Comment les scientifiques peuvent transformer l’air en essence
Plus tôt cette année, le monde a été témoin d’une hausse des prix de l’essence, certaines régions étant confrontées à la perspective d’une pénurie de carburant. L’essence est produite depuis longtemps à partir du pétrole, et les processus de forage, d’extraction et de raffinage du pétrole ont tous des coûts environnementaux et financiers. Cependant, les scientifiques de la start-up technologique Aircela, basée à New York, ont conçu et construit un appareil qui utilise un processus en plusieurs étapes pour fabriquer de l’essence qui peut être utilisée dans n’importe quel moteur à essence conventionnel à partir de rien.
L’appareil utilise plusieurs processus différents bien documentés pour créer du carburant. La machine capte le dioxyde de carbone de l’air, qui est ensuite utilisé comme matière première dans un processus en plusieurs étapes pour fabriquer de l’essence de haute qualité qui est stockée dans un réservoir pour une utilisation ultérieure. L’appareil, qui a la taille d’un réfrigérateur, peut produire un gallon d’essence par jour et stocker jusqu’à 17 gallons. Aircela a conçu l’appareil pour qu’il fonctionne avec des énergies renouvelables telles que l’électricité produite par des panneaux solaires, ce qui signifie qu’il pourrait contribuer à réduire les émissions de carbone et à produire de l’essence durable à un coût inférieur à 1,50 $ le gallon dans de bonnes conditions.
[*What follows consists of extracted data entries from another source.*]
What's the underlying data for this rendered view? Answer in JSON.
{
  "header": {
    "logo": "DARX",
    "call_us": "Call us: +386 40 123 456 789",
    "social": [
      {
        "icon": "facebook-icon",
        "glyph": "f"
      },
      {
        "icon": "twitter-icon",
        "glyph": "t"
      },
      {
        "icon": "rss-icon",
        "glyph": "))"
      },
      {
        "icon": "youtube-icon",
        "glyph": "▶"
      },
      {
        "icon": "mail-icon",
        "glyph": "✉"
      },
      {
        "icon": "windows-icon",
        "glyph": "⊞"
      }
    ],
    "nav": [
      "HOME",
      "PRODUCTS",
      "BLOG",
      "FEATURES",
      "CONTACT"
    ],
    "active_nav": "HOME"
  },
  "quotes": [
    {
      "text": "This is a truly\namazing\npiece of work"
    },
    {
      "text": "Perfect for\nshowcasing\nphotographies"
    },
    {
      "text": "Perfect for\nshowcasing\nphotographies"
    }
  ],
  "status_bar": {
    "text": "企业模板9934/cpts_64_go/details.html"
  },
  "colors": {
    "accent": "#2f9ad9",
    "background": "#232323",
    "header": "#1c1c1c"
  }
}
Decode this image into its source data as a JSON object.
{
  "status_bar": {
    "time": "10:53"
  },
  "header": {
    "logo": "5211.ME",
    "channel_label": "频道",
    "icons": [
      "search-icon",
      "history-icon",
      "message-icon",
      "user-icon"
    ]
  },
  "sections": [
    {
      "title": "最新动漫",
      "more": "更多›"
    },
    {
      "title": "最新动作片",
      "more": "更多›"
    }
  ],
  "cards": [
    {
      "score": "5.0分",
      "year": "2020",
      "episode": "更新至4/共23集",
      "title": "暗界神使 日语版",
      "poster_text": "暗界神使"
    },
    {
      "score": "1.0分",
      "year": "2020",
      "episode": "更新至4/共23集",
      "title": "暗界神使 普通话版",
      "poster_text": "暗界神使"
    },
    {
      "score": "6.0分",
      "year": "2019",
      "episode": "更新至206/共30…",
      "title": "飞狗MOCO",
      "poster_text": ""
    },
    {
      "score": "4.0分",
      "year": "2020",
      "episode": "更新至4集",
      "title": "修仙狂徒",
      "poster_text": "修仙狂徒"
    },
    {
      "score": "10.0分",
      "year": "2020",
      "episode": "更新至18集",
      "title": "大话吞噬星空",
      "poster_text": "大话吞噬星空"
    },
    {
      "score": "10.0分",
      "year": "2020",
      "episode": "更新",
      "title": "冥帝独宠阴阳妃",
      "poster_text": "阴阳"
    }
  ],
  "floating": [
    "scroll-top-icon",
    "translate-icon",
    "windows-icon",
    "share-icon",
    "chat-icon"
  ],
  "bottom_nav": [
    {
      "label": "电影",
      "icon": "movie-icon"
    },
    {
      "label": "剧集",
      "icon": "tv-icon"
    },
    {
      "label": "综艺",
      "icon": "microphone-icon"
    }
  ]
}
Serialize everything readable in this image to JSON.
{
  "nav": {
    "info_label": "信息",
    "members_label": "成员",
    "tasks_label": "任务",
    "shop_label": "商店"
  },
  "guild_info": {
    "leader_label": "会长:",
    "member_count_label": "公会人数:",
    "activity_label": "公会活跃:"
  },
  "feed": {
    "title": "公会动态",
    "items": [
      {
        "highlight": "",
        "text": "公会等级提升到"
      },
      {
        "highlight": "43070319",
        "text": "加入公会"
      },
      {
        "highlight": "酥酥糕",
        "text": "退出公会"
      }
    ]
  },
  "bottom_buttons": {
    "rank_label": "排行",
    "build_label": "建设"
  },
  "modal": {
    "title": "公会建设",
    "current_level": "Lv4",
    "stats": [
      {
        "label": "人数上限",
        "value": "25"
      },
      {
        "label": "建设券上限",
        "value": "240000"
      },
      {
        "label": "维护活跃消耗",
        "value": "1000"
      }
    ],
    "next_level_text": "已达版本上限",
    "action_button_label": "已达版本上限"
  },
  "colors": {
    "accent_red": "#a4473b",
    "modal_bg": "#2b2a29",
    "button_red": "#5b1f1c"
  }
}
Comment transformer l’air en essence
La première étape du processus d’Aircela consiste à extraire le dioxyde de carbone de l’air. L’air traverse l’appareil et le dioxyde de carbone se lie à l’hydroxyde de potassium dans une solution à base d’eau. Dans un système typique de captage du carbone à l’hydroxyde de potassium, de l’hydroxyde de calcium est ajouté à la solution pour produire du carbonate de calcium. L’exposition de ce produit à des températures élevées produit de l’oxyde de calcium et du dioxyde de carbone concentré qui peuvent être stockés, laissant derrière eux de l’hydroxyde de potassium qui peut être réutilisé pour capturer davantage de dioxyde de carbone. Aircela affirme que sa machine peut capturer plus de 20 livres de dioxyde de carbone dans l’air chaque jour.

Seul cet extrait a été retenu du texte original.